In this regard, Aiken’s work is closer to the comic-book universe than William Blake’s romantic-era cosmology. If not, that is, for the highfalutin diction and the five-dollar words — ‘‘conturpation’’, ‘‘paraspeudologies’’, ‘‘combobulate’’ — thrown up against hackneyed, grammatically questionable or simply unrefined five-cent phrases as ‘‘what the f..k?’’, ‘‘I did good’’, and ‘‘Stockholm syndrome’’.
If the incongruity of registers jars, this is intended. The frisson of what might otherwise been an exercise in mannered poetic antiquarianism derives from this slamming together of conservative form and traditional subject-matter, and a very modern interest in individual psychology and the point where humanism begins to break down as a legitimate measure of our moment.

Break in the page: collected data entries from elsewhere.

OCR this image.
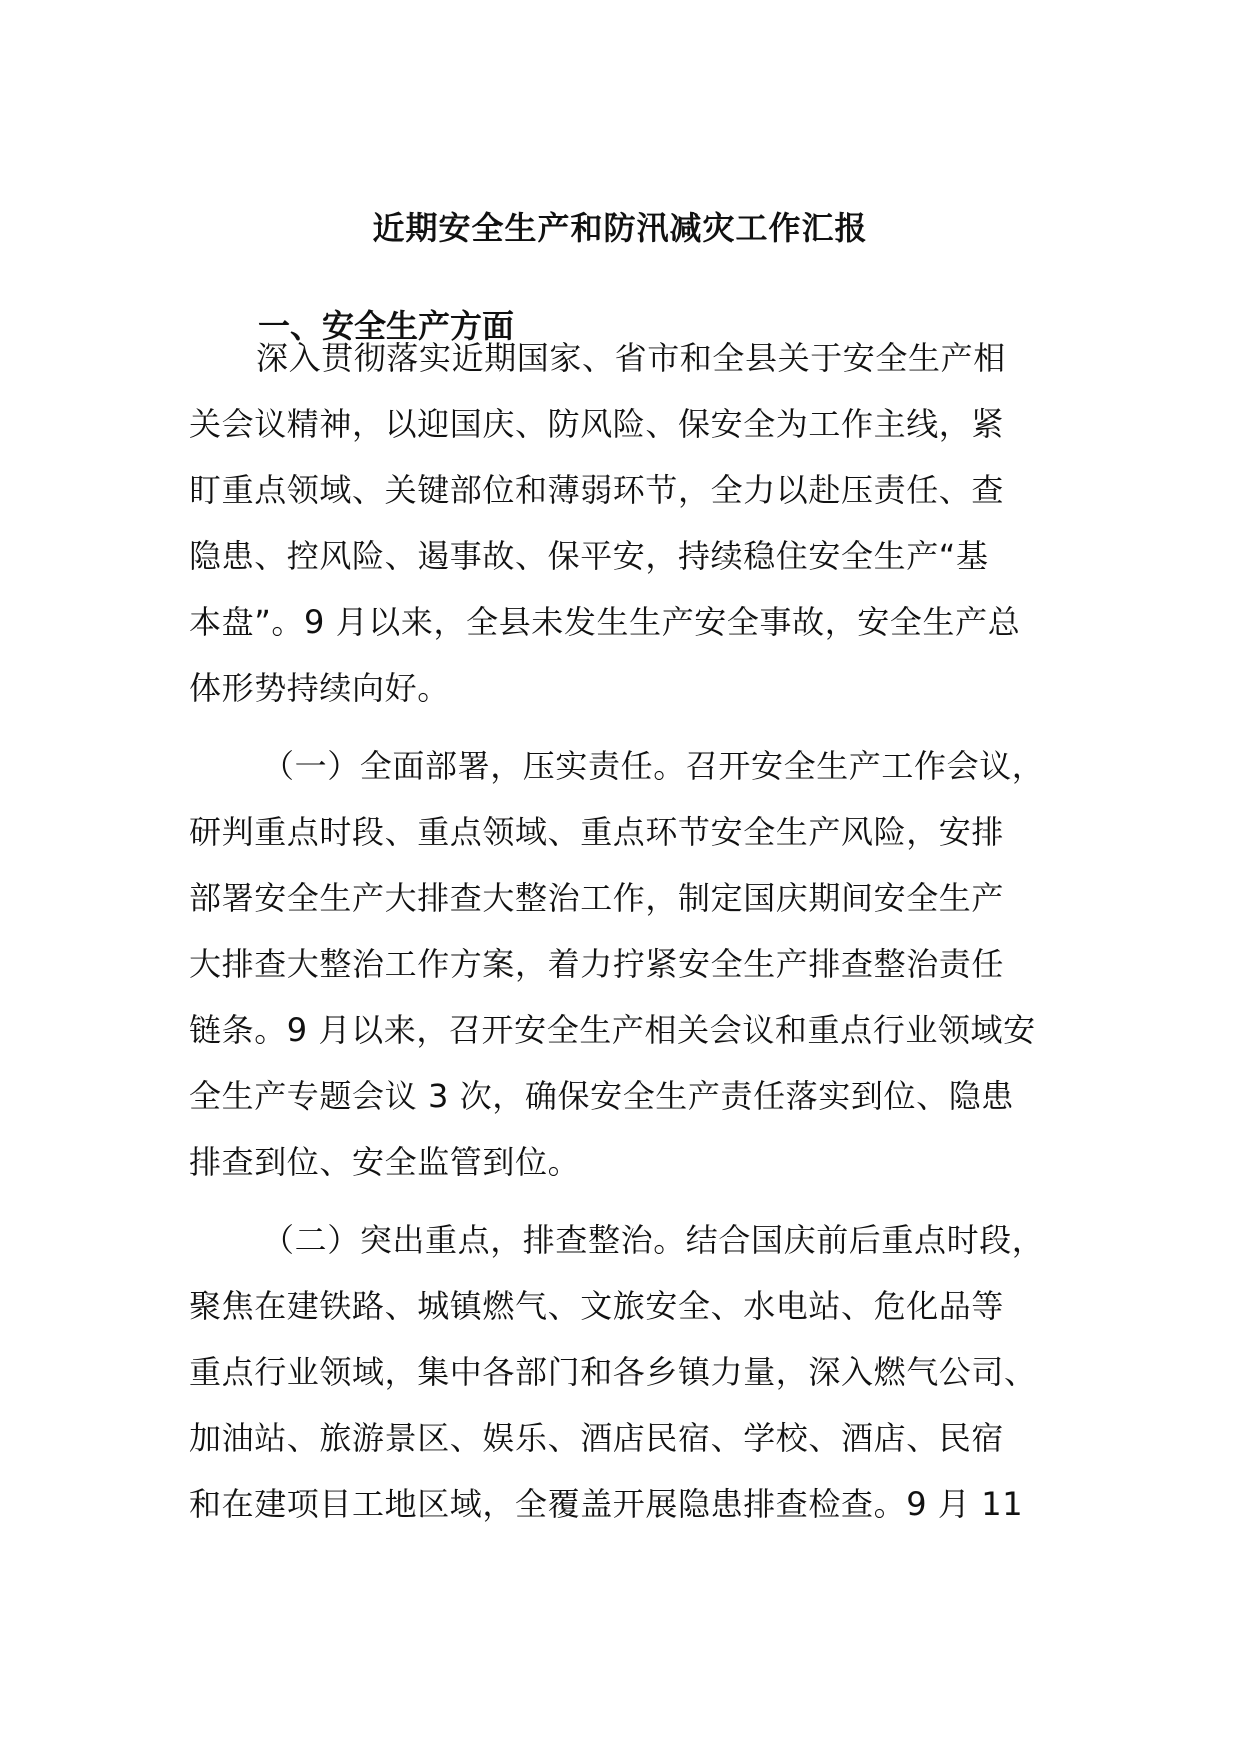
近期安全生产和防汛减灾工作汇报
一、安全生产方面
深入贯彻落实近期国家、省市和全县关于安全生产相
关会议精神，以迎国庆、防风险、保安全为工作主线，紧
盯重点领域、关键部位和薄弱环节，全力以赴压责任、查
隐患、控风险、遏事故、保平安，持续稳住安全生产“基
本盘”。9 月以来，全县未发生生产安全事故，安全生产总
体形势持续向好。
（一）全面部署，压实责任。召开安全生产工作会议，
研判重点时段、重点领域、重点环节安全生产风险，安排
部署安全生产大排查大整治工作，制定国庆期间安全生产
大排查大整治工作方案，着力拧紧安全生产排查整治责任
链条。9 月以来，召开安全生产相关会议和重点行业领域安
全生产专题会议 3 次，确保安全生产责任落实到位、隐患
排查到位、安全监管到位。
（二）突出重点，排查整治。结合国庆前后重点时段，
聚焦在建铁路、城镇燃气、文旅安全、水电站、危化品等
重点行业领域，集中各部门和各乡镇力量，深入燃气公司、
加油站、旅游景区、娱乐、酒店民宿、学校、酒店、民宿
和在建项目工地区域，全覆盖开展隐患排查检查。9 月 11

Milton’s Satan was a rebel against Christianity at a point where a totalising religious system was being supplanted by a secular political and social structure.
At the darkest corners of this ambitious, sometimes flawed, yet never uninteresting exercise, Aiken’s Satan suggests the time for a rebellion against the lazier and self-aggrandising assumptions baked into the Humanist model has now come. It is time for someone — or something — to give voice instead: “Lucifer gathered what was left, and invite a language to speak of itself.’’
Geordie Williamson is The Australian’s chief literary critic.